Khusus novel, ada di sebelah kananmu. Sisanya kitab-kitab hukum, Undang-Undang,
peraturan-peraturan di negeri Pisa ini. Semua tentang hukum.” Ia menunjuk
rak-rak di sebalah kiri dan depanku. Memandangnya dengan rasa kagum.
“Cris,
mahasiswi jurusan hukum?” aku bertanya apa yang begitu saja ku simpulkan.
“Tepat
sekali! Semester enam. Aku sangat mencintai hal yang berbau hukum.” (nakhitadiantum.blogspot.com) Lagi-lagi
ia tertawa, mempertontonkan barisan gigi putihnya yang rapi.
“Wow,
ternyata senior.”
“Loh?
Kau semester berapa, Claudia? Jurusan apa?”
“Semester
empat, jurusan Kimia. Aku juga mencintai kimia sepenuh hatiku,” aku juga ikut
tertawa, “Sepenuh hatiku? Hiperbola.”
“Oh,
jadi Claudia masih semester empat ya?”
“Iya,
kak.” Aku mengedipkan sebelah mata.
“Oh.
Ayo kamu mau pilih novel yang mana?” Cristina berjalan menuju rak-rak novel,
dan aku mengekor di belakangnya.
...I’m
at the payphone trying to call home, all of my change—
Tiba-tiba
handphone Cristina berbunyi, “Iya, Halo?.....Iya tidak apa-apa.
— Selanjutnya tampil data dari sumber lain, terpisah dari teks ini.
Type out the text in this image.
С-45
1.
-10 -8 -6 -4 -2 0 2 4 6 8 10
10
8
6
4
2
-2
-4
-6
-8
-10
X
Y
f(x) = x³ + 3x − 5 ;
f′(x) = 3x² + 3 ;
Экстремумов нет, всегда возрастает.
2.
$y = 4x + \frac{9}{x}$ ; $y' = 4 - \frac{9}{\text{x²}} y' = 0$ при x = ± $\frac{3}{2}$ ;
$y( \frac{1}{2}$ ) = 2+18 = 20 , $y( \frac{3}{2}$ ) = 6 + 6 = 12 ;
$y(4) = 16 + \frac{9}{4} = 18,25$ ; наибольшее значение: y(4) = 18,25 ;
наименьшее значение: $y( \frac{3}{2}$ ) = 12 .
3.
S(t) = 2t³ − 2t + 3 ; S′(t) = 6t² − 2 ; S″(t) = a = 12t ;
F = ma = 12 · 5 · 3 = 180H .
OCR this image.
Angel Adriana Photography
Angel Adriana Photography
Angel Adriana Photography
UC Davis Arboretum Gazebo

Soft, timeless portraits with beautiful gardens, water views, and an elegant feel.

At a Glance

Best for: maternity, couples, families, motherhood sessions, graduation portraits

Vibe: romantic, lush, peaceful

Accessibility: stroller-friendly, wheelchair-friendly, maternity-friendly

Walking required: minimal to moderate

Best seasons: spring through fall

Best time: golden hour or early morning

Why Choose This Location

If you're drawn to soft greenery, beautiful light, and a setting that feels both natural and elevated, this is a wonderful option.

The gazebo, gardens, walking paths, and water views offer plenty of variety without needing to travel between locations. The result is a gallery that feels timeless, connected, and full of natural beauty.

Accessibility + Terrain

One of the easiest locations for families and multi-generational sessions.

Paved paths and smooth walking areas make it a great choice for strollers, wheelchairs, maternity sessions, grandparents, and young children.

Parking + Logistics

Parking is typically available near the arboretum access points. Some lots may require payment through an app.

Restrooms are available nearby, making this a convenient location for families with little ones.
Bagaimana tugasnya?.....Oh jadi masih belum selesai?.....Mau dikerjakan bersama?
Boleh! Kebetulan aku juga tidak sendiri di sini. Ohya, titip 2 special pizza
ya?.....Oke. See you.”
Telepon
ditutup.
“Temanku
akan datang ke sini. Ada tugas yang harus diselesaikan. Dia bilang dia
membutuhkan perpustakaan miniku.” Ia menjelaskan.
“Oh? Apa
aku mengganggu?” aku menggigit bibir bawahku, merasa canggung kalau-kalau
kedatanganku merepotkan.
“Claudia,
kau tidak mengganggu sama sekali. Tenang saja, anggap rumah sendiri. Temanku
yang satu itu pasti tidak akan keberatan kalau harus kedatangan satu tamu baru.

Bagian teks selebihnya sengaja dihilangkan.